From crossword puzzles to Minecraft to Wordle, is there anyone who does not play games today? In this fun class, Professor Howard will examine the history of games, beginning with the industrial revolution and how it influenced the demand for leisure activities from the first coin-operated amusements to the rise of digital entertainment in the late 20th century. We’ll look at: how the 19th century gave us our first true game designers, the Prussian war game that influenced every video game played today, and the circus carnival worker-turned-entrepreneur who turned the world upside down by creating Atari.
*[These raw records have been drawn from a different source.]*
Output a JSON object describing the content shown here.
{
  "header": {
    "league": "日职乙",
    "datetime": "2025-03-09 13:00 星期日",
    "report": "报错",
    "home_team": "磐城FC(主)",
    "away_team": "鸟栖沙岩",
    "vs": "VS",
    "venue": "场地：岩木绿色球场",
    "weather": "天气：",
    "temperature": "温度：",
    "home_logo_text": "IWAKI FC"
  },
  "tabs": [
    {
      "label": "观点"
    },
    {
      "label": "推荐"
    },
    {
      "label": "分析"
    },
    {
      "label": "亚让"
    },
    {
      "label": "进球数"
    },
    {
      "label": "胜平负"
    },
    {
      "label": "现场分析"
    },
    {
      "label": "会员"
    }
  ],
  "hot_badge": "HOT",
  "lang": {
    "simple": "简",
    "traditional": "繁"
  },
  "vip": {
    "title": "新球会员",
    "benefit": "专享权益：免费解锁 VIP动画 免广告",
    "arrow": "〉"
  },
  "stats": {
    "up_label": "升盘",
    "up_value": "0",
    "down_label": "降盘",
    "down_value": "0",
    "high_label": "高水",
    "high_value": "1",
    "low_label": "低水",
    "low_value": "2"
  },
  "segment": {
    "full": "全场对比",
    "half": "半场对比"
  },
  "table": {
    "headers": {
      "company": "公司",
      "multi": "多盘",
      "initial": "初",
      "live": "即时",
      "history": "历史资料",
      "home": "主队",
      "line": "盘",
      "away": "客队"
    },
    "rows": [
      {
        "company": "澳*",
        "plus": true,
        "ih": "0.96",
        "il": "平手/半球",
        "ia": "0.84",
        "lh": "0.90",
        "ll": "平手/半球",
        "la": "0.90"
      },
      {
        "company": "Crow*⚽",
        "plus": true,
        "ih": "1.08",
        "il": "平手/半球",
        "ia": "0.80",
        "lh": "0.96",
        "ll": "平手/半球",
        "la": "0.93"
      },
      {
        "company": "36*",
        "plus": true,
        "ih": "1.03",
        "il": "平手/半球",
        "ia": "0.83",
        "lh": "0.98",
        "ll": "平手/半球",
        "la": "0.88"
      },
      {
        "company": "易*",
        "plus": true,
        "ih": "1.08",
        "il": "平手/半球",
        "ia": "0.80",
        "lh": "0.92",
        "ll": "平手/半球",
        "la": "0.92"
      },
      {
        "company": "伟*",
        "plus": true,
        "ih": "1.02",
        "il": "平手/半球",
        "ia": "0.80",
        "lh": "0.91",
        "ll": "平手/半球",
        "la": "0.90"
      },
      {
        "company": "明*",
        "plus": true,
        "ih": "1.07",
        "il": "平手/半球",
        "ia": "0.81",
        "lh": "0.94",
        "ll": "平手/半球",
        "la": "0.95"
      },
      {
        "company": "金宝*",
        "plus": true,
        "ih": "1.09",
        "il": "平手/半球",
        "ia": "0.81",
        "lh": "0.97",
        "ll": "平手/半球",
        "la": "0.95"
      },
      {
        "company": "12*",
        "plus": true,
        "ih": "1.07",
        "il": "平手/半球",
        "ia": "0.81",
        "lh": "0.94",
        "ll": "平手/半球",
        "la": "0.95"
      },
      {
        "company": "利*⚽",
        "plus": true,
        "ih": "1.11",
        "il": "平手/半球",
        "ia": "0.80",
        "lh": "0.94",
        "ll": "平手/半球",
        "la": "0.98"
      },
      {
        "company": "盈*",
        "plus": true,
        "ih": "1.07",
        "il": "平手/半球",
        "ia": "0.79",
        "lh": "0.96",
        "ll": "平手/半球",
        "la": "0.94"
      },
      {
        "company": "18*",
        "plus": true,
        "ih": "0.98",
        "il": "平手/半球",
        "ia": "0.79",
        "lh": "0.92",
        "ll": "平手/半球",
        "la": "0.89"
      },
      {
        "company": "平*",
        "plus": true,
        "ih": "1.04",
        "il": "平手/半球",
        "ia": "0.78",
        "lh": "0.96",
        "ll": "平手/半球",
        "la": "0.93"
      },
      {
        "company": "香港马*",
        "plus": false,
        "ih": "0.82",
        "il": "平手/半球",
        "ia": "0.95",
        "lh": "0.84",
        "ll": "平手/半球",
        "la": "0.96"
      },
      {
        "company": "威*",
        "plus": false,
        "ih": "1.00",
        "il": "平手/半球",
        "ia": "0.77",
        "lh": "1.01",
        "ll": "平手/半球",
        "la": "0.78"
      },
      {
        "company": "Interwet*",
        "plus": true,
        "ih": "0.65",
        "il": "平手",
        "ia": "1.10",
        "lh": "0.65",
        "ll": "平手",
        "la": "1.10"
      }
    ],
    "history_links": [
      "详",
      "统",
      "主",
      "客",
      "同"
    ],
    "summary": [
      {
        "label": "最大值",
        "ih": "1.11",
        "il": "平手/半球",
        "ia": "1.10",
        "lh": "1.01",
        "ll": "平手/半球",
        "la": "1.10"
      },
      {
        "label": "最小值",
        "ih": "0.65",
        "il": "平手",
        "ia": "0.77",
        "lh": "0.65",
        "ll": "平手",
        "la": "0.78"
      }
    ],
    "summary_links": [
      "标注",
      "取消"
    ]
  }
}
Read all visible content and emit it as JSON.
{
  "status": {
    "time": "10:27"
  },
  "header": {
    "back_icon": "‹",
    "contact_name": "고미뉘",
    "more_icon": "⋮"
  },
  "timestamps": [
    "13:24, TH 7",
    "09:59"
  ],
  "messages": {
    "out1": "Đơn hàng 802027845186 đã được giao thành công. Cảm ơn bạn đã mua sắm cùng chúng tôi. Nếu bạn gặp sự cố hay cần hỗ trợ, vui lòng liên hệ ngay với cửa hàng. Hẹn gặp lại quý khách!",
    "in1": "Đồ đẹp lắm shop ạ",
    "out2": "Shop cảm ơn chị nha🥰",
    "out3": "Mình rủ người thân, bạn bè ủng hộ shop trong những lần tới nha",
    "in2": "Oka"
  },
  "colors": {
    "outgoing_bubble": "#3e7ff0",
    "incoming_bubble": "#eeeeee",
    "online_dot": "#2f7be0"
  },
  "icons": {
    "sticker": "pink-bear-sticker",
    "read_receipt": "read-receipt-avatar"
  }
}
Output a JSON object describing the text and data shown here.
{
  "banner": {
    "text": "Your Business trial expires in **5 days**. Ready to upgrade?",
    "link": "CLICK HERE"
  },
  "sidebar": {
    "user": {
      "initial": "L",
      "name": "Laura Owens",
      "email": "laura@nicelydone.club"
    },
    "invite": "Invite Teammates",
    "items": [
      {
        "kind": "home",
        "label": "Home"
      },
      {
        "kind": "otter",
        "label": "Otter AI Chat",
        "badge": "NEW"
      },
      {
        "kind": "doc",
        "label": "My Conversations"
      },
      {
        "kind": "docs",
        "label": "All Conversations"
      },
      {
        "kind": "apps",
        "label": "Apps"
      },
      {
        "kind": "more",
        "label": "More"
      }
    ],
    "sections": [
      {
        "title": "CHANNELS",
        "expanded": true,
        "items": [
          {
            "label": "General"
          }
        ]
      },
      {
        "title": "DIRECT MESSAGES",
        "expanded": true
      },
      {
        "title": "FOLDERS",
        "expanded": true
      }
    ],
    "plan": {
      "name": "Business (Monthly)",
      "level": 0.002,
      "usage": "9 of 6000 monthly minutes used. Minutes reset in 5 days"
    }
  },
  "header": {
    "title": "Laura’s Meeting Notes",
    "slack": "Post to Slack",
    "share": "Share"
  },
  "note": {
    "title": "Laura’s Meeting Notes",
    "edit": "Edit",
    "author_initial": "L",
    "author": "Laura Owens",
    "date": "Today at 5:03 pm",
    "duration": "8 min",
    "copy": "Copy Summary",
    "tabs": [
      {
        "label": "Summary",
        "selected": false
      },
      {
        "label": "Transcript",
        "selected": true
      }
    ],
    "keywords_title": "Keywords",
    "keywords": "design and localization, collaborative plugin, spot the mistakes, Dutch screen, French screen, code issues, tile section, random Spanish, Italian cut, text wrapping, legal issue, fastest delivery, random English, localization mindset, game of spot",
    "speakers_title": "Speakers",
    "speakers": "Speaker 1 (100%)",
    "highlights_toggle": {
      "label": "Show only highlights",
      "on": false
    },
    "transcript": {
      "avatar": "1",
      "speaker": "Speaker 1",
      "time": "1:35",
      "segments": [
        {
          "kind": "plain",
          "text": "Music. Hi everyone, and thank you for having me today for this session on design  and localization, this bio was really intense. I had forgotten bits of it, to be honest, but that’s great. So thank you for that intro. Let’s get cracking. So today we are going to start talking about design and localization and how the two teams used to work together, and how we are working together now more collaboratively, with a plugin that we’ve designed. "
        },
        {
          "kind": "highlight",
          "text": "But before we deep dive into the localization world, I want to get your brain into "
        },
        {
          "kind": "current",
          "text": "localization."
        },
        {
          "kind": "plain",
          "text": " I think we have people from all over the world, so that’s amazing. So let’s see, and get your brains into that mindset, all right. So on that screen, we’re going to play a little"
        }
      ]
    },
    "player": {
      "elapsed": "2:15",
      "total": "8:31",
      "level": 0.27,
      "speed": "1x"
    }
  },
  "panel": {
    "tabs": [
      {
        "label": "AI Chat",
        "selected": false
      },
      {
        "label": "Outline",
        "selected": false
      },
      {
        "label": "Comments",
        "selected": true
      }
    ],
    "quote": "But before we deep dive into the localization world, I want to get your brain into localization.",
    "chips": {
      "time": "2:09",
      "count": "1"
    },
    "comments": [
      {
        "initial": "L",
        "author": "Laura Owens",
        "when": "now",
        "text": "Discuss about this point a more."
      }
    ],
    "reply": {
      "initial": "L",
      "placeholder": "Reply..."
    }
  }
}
Not only will you learn where the games we play come from, but you might just learn something about why humans play them in the first place.
Game Wizards: The Epic Battle for Dungeons & Dragons, by Jon Peterson
The Ultimate History of Video Games, by Stephen L. Kent
It’s All a Game: The History of Board Games from Monopoly to Settlers of Catan, by Tristan Donovan
- What is your favorite game to play?
- Is there a game from your youth that isn’t played anymore that you wish was still around?
- H.G. Wells developed his game called “Little Wars” despite being a pacifist. Why do you think many games focus on martial conflict?
Very good host, going as deep into this rather broad topic as the time allowed in an entertaining way. Being more of a C64/Amiga/PC guy myself, I’d have liked to hear more from that front for the 80s-2000 section, but I completely understand the bias toward consoles. A Must watch to anybody even remotely interested in games.